Lucy Hansson was ready for a perfect summer with her boyfriend, working at her childhood Bible camp on the lake. But when her mom’s cancer reappears, Lucy falters—in faith, in love, and in her ability to cope. When her boyfriend “pauses” their relationship and her summer job switches to a different camp—one for troubled kids—Lucy isn’t sure how much more she can handle. Attempting to accept a new normal, Lucy slowly regains footing among her vibrant, diverse coworkers, Sundays with her mom, and a crush on a fellow counselor. But when long-hidden family secrets emerge, can Lucy set aside her problems and discover what grace really means?

in depth

  • I’ve always been iffy on books that feature devoutly Christian characters. Jewish, Muslim, Buddhist? Fine. But Christian . . . I never know if it’s going to come off super judgey. As a (very) lapsed Catholic agnostic whatever, I tend to get a resurgence of indoctrinated guilt. But Lord’s book was a compassionate, self-aware portrayal of a Christian girl. It was a beautiful story about how faith can enrich your life, how it can be a struggle, and how it can create love and kindness rather than judgment and exclusion. Lord also threw in some cheek; Lucy addressed many of the preacher’s kid or Christian kid stereotypes when talking with her new friends.

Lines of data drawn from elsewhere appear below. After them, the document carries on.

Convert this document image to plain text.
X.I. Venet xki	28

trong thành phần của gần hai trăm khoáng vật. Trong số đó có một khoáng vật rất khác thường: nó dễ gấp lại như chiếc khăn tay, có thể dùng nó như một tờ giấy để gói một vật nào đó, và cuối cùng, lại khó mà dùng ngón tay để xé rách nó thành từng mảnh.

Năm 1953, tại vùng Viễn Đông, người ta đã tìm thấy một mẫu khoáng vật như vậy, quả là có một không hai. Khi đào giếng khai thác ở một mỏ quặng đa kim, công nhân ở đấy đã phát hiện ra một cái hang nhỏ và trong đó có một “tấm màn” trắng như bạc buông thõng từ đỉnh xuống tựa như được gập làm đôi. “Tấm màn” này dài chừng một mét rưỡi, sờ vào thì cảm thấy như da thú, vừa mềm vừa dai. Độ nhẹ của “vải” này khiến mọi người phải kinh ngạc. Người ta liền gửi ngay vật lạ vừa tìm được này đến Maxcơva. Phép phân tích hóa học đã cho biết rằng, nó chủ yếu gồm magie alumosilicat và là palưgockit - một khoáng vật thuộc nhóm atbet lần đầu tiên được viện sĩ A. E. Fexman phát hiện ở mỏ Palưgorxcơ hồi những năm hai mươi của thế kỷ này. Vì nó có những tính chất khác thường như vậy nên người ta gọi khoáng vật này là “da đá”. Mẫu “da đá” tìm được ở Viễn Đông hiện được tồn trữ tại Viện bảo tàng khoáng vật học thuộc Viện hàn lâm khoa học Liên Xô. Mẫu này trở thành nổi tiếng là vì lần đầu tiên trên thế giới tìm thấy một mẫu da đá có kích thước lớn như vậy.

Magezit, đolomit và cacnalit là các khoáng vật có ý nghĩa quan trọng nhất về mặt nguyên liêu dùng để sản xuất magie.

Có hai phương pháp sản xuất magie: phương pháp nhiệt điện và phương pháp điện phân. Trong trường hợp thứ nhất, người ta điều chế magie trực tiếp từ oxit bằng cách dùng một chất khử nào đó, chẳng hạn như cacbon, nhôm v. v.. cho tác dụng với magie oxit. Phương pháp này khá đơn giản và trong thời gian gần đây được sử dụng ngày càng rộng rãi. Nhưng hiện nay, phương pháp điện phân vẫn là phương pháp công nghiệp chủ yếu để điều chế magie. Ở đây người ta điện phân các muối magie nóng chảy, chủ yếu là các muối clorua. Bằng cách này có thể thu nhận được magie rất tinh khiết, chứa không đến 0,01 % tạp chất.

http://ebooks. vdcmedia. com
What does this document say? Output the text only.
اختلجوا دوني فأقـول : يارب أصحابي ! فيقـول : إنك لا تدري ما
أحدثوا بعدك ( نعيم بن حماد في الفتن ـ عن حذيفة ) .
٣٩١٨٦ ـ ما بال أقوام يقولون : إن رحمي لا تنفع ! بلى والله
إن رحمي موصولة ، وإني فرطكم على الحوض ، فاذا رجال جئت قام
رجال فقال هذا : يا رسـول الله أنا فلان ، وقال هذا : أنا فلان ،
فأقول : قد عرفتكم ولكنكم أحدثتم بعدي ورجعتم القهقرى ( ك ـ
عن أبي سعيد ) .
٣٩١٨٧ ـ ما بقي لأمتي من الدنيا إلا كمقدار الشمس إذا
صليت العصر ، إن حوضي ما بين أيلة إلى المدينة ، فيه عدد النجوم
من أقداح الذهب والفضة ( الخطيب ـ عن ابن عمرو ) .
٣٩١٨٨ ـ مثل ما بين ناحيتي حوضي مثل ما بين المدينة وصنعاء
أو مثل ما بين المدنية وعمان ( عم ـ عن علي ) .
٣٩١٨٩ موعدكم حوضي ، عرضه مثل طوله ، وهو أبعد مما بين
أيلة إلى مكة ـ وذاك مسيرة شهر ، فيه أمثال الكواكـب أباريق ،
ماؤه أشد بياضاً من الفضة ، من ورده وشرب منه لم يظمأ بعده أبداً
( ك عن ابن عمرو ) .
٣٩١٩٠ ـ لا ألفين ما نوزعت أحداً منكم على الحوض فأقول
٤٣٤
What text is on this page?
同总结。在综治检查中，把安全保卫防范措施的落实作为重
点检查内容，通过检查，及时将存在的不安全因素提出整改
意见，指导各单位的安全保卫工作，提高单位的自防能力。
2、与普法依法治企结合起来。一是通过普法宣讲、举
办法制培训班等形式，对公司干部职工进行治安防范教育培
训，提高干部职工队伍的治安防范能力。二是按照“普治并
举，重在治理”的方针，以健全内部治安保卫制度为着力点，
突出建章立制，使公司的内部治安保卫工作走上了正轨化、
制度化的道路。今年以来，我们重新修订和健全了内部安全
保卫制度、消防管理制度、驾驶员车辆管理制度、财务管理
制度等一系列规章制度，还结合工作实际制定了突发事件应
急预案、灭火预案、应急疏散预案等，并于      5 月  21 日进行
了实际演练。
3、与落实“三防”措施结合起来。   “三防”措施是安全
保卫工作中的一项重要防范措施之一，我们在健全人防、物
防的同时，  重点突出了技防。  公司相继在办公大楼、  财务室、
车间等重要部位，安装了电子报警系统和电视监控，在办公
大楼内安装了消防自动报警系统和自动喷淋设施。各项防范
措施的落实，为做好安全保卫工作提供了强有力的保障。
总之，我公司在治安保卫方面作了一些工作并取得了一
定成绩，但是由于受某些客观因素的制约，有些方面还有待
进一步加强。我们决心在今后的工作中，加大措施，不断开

  • As is characteristic of Lord’s writing, Lucy's voice was sharp and felt realistically teen-ish. Her inner monologue is so relatable in its anxieties, its slight judginess and subsequent guilt, its insecurity. Especially talking about her crush. (Bonus: YA book with an MC who doesn’t want to have sex yet! I so rarely see teens in YA that captured me and my friends at that age.) All of her characters radiate life and become as dear as Lucy. Her friends and family are equally well represented, and we even get to know some of the adorable camp kids.

  • It’s a very slice-of-life book while also dealing with the big issue of Lucy’s mom’s cancer. I thought Lord did a great job of getting into the head of someone whose family member is sick—and the family member, too. It’s a realistic tightrope between mourning and normalcy, defensive humor and seriousness. But not all their discussions are about cancer, like some books; it’s typical mother-daughter stuff too. Lord also approaches gender issues (Anna is trans and, in my very limited outsider opinion, empathically portrayed) and suicide with care and tact. Not to mention first loves and swoons, nervousness about the post high school future, and normal teenage shenanigans. Oh, and consent! Sweet, sweet consent.

  • I had a few nitpicks, because I’m me. It ends a bit abruptly (what happened though!?). Although I can see why Lord chose to cut it where she did, the part of me invested in these characters really wanted to know what happened down the line. I also found a few points somewhat unrealistic. Like, where are these teens getting alcohol? How do they let a counselor teach unsupervised swim lessons to a camper? What did Lucy ever see in Lukas? (Just kidding. But seriously.) Also I still have no idea what the title is. 

  • However, overall it’s a win. If you’re looking for something heartfelt but also wickedly funny (because I can’t do straight heartfelt, let’s be real), Lord’s books are always a win. The Names They Gave Us is a strong fourth novel from a powerful voice in young adult contemporary fiction. 

in a sentence

The Names They Gave Us is a witty, heartfelt story about losing--and finding--faith, whether that faith is in God or in other humans. 


will i read this author again?  um yes always and forever 
will i continue the series?  N/A 

Note: I received this copy from the author/publisher in exchange for an honest review.  The price of the book and its origin in no way affected my stated opinions.